To initiate a particular TGFβ response, a specific TGFβ ligand binds to a specific pair of transmembrane Ser-Thr receptor kinases, the type I and type II receptors, and this activates the Ser-Thr kinase in the cytoplasmic domain of the type I receptor (2, 4). The signal is then propagated by type I receptor-mediated phosphorylation of specific R-Smads. The R-Smads, Smad2 and 3, are recruited to the TGFβ receptors by SARA. This process appears to involve direct interactions between SARA and Smad2, SARA and TGFβ receptors, and Smad2 and TGFβ receptors (5). SARA does not interact with either Smad1 or Smad5 (5), which share ∼80% sequence identity with Smad2. These interactions are important in regulating specific Smad phosphorylation. The phosphorylated R-Smad hetero-oligomerizes with the co-Smad, Smad4, translocates into the nucleus and associates with sequence-specific DNA binding proteins, resulting in the positive or negative regulation of agonist-responsive genes (2).

The Smad proteins are conserved across species, with homology mainly in the NH2-terminal MH1 domain and the COOH-terminal MH2 domain. Most tumor-derived mutations map to the MH2 domain that is involved in receptor recognition, interaction with transcription factors, and homo- and hetero-oligomerization among Smads (2). The MH2 domain of Smad2 or Smad3 interacts with an 85-residue Smad-binding domain (SBD) in SARA (5). The MH1 domain exhibits sequence-specific DNA binding activity and negatively regulates the functions of the MH2 domain.

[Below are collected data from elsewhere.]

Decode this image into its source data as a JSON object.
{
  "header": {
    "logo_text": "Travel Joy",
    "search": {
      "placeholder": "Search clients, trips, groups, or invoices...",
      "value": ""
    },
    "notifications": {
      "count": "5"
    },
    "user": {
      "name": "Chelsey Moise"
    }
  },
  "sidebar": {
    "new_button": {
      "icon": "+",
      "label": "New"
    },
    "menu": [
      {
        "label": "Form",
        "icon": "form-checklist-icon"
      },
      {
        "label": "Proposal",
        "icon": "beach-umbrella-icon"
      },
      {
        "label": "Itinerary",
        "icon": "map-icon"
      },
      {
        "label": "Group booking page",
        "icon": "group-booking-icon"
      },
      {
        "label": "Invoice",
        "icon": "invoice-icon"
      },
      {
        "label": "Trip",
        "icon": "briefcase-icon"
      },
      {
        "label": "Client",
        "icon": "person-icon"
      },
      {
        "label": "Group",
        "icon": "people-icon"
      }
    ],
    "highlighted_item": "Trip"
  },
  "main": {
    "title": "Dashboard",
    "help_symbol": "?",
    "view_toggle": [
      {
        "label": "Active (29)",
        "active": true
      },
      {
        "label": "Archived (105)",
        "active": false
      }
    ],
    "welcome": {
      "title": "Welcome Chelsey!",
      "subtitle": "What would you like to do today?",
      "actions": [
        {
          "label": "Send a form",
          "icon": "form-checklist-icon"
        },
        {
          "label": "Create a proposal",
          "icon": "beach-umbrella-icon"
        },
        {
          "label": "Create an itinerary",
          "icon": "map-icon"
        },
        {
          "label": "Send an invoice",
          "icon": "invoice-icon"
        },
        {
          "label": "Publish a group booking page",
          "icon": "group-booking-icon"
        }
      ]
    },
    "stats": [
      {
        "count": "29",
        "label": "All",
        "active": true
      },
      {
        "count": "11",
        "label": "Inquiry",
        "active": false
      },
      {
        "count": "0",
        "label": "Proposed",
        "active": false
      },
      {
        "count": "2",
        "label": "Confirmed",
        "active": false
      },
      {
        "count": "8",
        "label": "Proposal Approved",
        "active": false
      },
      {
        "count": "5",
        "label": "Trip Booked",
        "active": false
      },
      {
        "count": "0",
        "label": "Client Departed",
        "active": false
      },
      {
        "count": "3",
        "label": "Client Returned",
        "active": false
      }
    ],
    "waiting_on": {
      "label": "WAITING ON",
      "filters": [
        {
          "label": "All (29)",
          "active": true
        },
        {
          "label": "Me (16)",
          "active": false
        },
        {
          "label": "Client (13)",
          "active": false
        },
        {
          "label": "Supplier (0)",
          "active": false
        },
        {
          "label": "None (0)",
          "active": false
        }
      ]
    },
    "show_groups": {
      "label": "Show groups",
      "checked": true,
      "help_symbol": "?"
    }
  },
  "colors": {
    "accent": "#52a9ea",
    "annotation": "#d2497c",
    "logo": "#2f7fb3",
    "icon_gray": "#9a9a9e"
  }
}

To examine the molecular basis of signaling specificity in receptor activation, we have determined the crystal structure of a Smad2 MH2 domain bound to a SARA SBD. In the crystals, SARA SBD exhibits an extended conformation, folding on top of Smad2 and shielding the hydrophobic residues on the surface of Smad2. Analyses of the SARA-Smad2 interface and the surface features of Smad2 give insight into Smad2 interactions with SARA and how R-Smads are recognized by the type I receptors.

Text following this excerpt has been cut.